Zu finden ist der Wiesen-Storchschnabel auf sonnigen bis halbschattigen, nährstoffreichen Wiesen auf schwach sauren bis kalkreichen Böden. Dabei kommt er meist in Tieflagen und sehr selten bis auf etwa 1200m Höhe vor, da er in höheren Lagen ab 400m zunehmend durch den Wald-Storchschnabel (Geranium sylvaticum) abgelöst wird. Die rötlich-violetten Blüten des Wald-Storchschnabels ähneln denen des Wiesen-Storchschnabel stark, jedoch sind die einzelnen „Finger“ der Blätter des Wiesen-Storchschnabels deutlich stärker und tiefer gefiedert. Neben dem Wald-Storchschnabel gibt es noch einige andere Arten der Gattung Geranium mit denen der Wiesenstorchschnabel verwechselt werden könnte. Diese weisen allerdings meist kleinere Blüten und eine andere Blattform auf.

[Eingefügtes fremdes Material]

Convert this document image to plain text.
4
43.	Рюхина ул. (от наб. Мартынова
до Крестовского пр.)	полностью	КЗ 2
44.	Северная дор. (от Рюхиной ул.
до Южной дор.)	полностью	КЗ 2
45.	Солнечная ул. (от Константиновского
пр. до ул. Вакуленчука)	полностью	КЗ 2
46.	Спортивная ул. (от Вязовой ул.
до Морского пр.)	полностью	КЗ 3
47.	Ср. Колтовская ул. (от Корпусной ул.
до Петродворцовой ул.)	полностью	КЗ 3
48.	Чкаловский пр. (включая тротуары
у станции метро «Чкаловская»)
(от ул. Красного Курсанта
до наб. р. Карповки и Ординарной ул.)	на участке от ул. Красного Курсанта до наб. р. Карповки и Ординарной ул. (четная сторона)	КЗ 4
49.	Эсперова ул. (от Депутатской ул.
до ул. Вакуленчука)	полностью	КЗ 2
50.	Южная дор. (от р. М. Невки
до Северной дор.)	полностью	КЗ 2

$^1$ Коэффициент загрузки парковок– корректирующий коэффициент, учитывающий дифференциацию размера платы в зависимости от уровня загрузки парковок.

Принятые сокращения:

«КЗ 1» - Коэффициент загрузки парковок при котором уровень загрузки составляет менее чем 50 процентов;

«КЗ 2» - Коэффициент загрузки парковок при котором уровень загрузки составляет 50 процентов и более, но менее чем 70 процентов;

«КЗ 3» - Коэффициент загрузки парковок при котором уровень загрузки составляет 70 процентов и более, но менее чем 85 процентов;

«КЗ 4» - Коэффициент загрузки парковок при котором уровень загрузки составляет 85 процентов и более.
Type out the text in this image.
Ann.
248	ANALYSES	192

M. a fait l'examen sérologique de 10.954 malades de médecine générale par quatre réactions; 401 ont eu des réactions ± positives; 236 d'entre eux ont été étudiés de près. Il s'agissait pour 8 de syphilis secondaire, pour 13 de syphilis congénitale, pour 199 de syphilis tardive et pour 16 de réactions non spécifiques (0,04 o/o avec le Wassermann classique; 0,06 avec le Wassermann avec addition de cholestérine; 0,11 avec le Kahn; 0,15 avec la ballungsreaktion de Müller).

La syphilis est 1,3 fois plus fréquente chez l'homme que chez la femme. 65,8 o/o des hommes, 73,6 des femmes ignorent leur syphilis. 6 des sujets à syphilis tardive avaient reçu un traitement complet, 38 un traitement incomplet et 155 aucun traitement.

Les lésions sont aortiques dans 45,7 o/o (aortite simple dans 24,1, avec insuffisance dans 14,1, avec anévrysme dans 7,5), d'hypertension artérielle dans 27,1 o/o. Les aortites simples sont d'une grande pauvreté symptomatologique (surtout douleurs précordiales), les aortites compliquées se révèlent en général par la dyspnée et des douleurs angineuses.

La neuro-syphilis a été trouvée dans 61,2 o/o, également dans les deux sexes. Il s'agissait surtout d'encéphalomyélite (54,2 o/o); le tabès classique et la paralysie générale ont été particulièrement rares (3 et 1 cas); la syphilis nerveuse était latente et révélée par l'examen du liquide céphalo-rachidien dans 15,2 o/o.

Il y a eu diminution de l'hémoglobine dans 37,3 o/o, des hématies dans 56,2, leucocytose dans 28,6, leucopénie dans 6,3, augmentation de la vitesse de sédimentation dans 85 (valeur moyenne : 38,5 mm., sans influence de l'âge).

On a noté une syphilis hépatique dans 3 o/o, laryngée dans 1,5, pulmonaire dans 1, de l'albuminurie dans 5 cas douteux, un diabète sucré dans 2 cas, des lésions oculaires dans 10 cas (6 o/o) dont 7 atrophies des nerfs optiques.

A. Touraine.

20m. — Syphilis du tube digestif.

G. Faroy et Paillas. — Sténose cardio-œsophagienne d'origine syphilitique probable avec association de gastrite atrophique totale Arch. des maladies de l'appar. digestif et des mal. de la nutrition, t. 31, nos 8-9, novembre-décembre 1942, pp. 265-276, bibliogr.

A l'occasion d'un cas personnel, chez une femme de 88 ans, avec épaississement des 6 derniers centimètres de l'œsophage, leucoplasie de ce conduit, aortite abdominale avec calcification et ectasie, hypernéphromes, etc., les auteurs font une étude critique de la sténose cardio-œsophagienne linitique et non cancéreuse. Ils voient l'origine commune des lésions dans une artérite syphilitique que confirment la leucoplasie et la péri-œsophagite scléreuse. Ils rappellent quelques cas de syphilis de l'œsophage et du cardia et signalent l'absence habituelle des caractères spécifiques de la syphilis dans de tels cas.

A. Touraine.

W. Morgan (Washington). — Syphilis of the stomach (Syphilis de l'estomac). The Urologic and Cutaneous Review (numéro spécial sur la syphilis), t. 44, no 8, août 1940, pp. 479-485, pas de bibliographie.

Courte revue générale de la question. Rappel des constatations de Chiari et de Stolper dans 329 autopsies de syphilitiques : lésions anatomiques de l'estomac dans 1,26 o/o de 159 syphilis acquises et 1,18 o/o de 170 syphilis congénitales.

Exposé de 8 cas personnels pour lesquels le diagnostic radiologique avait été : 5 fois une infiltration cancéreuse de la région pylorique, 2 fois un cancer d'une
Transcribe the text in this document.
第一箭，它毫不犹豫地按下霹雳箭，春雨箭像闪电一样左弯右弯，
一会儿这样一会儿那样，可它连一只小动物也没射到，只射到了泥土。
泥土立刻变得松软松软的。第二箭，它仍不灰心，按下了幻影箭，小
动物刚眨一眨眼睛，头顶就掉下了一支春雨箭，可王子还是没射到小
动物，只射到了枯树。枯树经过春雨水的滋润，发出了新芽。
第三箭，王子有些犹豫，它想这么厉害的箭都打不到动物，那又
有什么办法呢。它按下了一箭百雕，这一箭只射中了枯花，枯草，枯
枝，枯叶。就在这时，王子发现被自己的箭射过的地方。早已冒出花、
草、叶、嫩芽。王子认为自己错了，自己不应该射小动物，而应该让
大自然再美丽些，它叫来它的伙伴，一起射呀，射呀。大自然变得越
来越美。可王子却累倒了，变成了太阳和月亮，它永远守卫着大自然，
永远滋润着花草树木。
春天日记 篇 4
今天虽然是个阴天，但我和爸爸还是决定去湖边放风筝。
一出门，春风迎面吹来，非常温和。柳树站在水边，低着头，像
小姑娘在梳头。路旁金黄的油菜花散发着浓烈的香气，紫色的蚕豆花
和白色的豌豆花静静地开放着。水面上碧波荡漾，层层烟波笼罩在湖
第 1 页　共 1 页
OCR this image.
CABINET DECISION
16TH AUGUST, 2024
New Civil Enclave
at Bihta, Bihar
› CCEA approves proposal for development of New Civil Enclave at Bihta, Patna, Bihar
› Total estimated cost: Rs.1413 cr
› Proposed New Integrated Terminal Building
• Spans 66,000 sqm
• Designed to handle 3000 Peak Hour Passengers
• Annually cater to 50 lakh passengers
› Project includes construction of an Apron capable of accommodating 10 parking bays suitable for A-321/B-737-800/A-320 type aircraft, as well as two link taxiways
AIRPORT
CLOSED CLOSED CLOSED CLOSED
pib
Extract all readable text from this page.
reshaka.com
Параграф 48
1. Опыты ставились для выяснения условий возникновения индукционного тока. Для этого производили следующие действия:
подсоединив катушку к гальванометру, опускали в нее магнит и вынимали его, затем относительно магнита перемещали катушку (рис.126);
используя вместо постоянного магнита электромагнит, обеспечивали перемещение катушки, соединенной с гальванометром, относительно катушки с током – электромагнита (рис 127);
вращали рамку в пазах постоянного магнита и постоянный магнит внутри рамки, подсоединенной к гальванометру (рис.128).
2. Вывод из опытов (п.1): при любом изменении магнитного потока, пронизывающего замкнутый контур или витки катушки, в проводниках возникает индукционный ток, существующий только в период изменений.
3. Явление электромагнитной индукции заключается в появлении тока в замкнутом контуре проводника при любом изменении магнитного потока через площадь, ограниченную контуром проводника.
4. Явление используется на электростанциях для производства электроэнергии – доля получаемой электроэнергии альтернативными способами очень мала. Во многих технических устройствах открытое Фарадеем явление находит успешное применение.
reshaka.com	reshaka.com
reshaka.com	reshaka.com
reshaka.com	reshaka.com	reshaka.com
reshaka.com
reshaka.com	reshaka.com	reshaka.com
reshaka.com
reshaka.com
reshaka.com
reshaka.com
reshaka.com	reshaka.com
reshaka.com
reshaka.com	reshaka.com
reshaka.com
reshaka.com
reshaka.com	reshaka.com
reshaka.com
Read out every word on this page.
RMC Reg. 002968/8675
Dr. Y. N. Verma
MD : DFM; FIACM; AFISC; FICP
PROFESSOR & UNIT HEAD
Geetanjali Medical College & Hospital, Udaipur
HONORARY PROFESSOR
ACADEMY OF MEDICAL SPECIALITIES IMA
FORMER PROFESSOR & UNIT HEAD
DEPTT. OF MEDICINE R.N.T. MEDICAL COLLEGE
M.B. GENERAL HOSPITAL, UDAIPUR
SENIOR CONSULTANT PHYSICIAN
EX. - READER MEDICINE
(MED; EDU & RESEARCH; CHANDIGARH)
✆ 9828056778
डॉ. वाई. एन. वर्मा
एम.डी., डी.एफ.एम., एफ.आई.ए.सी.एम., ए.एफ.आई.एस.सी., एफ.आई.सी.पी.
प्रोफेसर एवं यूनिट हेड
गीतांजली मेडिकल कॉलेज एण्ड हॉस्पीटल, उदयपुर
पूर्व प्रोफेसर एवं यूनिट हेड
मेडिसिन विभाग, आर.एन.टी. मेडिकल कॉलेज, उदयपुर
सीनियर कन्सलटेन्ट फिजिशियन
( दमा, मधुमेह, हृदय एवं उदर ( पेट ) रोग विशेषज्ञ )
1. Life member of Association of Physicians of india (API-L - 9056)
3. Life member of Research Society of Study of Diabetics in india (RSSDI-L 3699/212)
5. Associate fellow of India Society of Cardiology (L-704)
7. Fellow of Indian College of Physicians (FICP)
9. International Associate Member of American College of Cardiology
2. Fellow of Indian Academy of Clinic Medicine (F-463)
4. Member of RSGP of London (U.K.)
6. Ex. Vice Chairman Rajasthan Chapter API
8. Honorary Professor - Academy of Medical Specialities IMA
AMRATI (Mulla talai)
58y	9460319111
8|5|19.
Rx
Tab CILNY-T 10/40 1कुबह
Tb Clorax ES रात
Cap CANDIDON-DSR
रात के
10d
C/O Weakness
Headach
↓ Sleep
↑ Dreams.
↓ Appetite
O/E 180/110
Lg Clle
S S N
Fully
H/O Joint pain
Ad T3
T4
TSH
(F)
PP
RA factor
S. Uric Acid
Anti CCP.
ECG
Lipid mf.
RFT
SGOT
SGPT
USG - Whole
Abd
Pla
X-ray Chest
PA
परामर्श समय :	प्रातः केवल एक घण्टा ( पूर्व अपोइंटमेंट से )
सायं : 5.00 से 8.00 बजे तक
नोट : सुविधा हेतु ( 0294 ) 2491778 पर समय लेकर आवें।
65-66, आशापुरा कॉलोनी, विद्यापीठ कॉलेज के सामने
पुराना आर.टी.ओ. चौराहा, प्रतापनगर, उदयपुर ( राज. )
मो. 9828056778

Der Wiesen-Storchschnabel ist eine sogenannte ausdauernde krautige Pflanze, was bedeutet, dass die Pflanze mehrjährig ist, aber nur die unterirdischen Pflanzenteile überwintern und Blätter und Blüten jedes Jahr neu austreiben, da sie nicht verholzen. Dadurch sind sie in der Lage, auch nach radikalen Rückschnitten, wie zum Beispiel bei der Mahd (dem Mähen einer Wiese, siehe auch den Flyer „Weniger ist mehr – Wie richtiges Mähen die Artenvielfalt zurück bringt“ im Frühsommer erneut zur Blüte zu kommen. Werden dabei nie alle Pflanzen auf einmal gemäht, können die Blüten des Wiesen-Storchschnabels so von Juni bis in den späten Oktober (Abb. 5) hinein als Pollen- und Nektarquelle für viele verschiedene Insekten wie Schwebfliegen, Schmetterlinge und Wildbienen dienen. Die nur 5-6mm große Acker-Schmalbiene (Lasioglossum pauxillum) (Abb. 6) bildet pro Jahr mehrere Generationen aus. Deshalb benötigt sie von Ende März bis etwa Mitte September verschiedene Nahrungspflanzen, zu denen ab dem Sommer auch der Wiesen-Storchschnabel zählt.
Literatur zum direkt Nachlesen
- Westrich, P. 2018. Die Wildbienen Deutschlands. Ulmer Verlag, Stuttgart.
- Worm, R. 2020. Die Wiesenfibel. Quelle & Meyer Verlag, Wiebelsheim.
- Brodtbeck, Zemp, Frei, Kienzle, Knecht. 1997. Flora von Basel und Umgebung. Mitteilungen der Naturforschenden Gesellschaften beider Basel, Vol.2.